In [2]:
# https://github.com/areibman/pyspark_exercises?tab=readme-ov-file
# Taken exmples from the above repository

# Ex - GroupBy

### Introduction:

GroupBy can be summarized as Split-Apply-Combine.

Special thanks to: https://github.com/justmarkham for sharing the dataset and materials.

Check out this [Diagram](http://i.imgur.com/yjNkiwL.png)  
### Step 1. Import the necessary libraries

In [6]:
import pyspark
from pyspark.sql import SparkSession
spark = SparkSession.builder.appName("groupby").getOrCreate()
spark

24/12/13 14:52:39 WARN Utils: Your hostname, Prabhakaras-Mac-mini.local resolves to a loopback address: 127.0.0.1; using 192.168.0.62 instead (on interface en1)
24/12/13 14:52:39 WARN Utils: Set SPARK_LOCAL_IP if you need to bind to another address
Setting default log level to "WARN".
To adjust logging level use sc.setLogLevel(newLevel).
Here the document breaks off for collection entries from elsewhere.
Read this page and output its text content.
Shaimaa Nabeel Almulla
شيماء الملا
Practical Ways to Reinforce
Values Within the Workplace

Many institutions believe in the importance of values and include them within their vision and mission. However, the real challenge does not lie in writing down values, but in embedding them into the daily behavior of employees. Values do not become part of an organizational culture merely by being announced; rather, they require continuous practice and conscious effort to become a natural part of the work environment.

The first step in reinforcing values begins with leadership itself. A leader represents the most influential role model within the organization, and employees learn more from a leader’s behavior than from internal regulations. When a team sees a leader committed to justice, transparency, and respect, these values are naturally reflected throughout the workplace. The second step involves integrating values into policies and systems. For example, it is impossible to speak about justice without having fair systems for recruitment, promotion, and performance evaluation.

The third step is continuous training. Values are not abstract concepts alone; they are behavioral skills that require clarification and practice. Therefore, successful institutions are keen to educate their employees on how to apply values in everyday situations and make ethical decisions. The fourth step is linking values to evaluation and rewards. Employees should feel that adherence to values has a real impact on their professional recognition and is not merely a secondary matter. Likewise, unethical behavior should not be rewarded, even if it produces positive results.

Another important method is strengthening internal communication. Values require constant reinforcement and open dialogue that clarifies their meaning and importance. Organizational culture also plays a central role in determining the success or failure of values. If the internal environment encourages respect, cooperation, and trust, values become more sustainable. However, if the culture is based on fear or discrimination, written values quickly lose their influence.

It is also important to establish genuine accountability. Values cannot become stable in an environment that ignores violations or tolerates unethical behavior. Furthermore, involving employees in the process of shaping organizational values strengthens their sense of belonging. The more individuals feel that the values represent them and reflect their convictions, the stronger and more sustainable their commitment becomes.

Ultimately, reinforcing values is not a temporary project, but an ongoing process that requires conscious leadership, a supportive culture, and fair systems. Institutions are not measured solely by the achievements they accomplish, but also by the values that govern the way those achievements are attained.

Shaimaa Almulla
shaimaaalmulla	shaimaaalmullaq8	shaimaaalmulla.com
For SparkR, use setLogLevel(newLevel).
24/12/13 14:52:40 WARN NativeCodeLoader: Unable to load native-hadoop library for your platform... using builtin-java classes where applicable


### Step 2. Import the dataset from this [address](https://raw.githubusercontent.com/justmarkham/DAT8/master/data/drinks.csv). 

### Step 3. Assign it to a variable called drinks.

In [10]:
from pyspark import SparkFiles

In [20]:
#url = "https://raw.githubusercontent.com/justmarkham/DAT8/master/data/drinks.csv"
drinks_data_file = "/Users/prabhakarapelluru/prabhakara/data_science/code/spark-python-prabha-2024/spark-python-prabha-2024/group_by_examples/drinks.csv"
drinks = spark.read.csv(path=drinks_data_file,header=True,inferSchema=True,sep=',')
drinks.show(5)

+-----------+-------------+---------------+-------------+----------------------------+---------+
|    country|beer_servings|spirit_servings|wine_servings|total_litres_of_pure_alcohol|continent|
+-----------+-------------+---------------+-------------+----------------------------+---------+
|Afghanistan|            0|              0|            0|                         0.0|       AS|
|    Albania|           89|            132|           54|                         4.9|       EU|
|    Algeria|           25|              0|           14|                         0.7|       AF|
|    Andorra|          245|            138|          312|                        12.4|       EU|
|     Angola|          217|             57|           45|                         5.9|       AF|
+-----------+-------------+---------------+-------------+----------------------------+---------+
only showing top 5 rows



### Step 4. Which continent drinks more beer on average?

In [23]:
beer_continent = drinks.groupBy("continent").agg({"beer_servings":"avg"})
beer_continent.orderBy("avg(beer_servings)", ascending=0).head(1)

[Row(continent='EU', avg(beer_servings)=193.77777777777777)]

### Step 5. For each continent print the statistics for wine consumption.

In [26]:
from pyspark.sql.functions import *

In [28]:
continent = drinks.select("continent").distinct().collect()
# print(type(drinks.select("continent").distinct().collect()))
continents = sorted([x[0] for x in continent])
print(continents)

['AF', 'AS', 'EU', 'NA', 'OC', 'SA']


In [30]:
for each in continents:
    print(each)
    drinks.filter(drinks.continent.isin(each)).describe().select("summary","wine_servings").show()

AF
+-------+------------------+
|summary|     wine_servings|
+-------+------------------+
|  count|                53|
|   mean|16.264150943396228|
| stddev| 38.84641897335842|
|    min|                 0|
|    max|               233|
+-------+------------------+

AS
+-------+------------------+
|summary|     wine_servings|
+-------+------------------+
|  count|                44|
|   mean| 9.068181818181818|
| stddev|21.667033931944484|
|    min|                 0|
|    max|               123|
+-------+------------------+

EU
+-------+------------------+
|summary|     wine_servings|
+-------+------------------+
|  count|                45|
|   mean|142.22222222222223|
| stddev| 97.42173756146497|
|    min|                 0|
|    max|               370|
+-------+------------------+

NA
+-------+------------------+
|summary|     wine_servings|
+-------+------------------+
|  count|                23|
|   mean| 24.52173913043478|
| stddev|28.266378301658847|
|    min|                 1|

### Step 6. Print the mean alcohol consumption per continent for every column

In [33]:
drinks.groupBy("continent").mean().show()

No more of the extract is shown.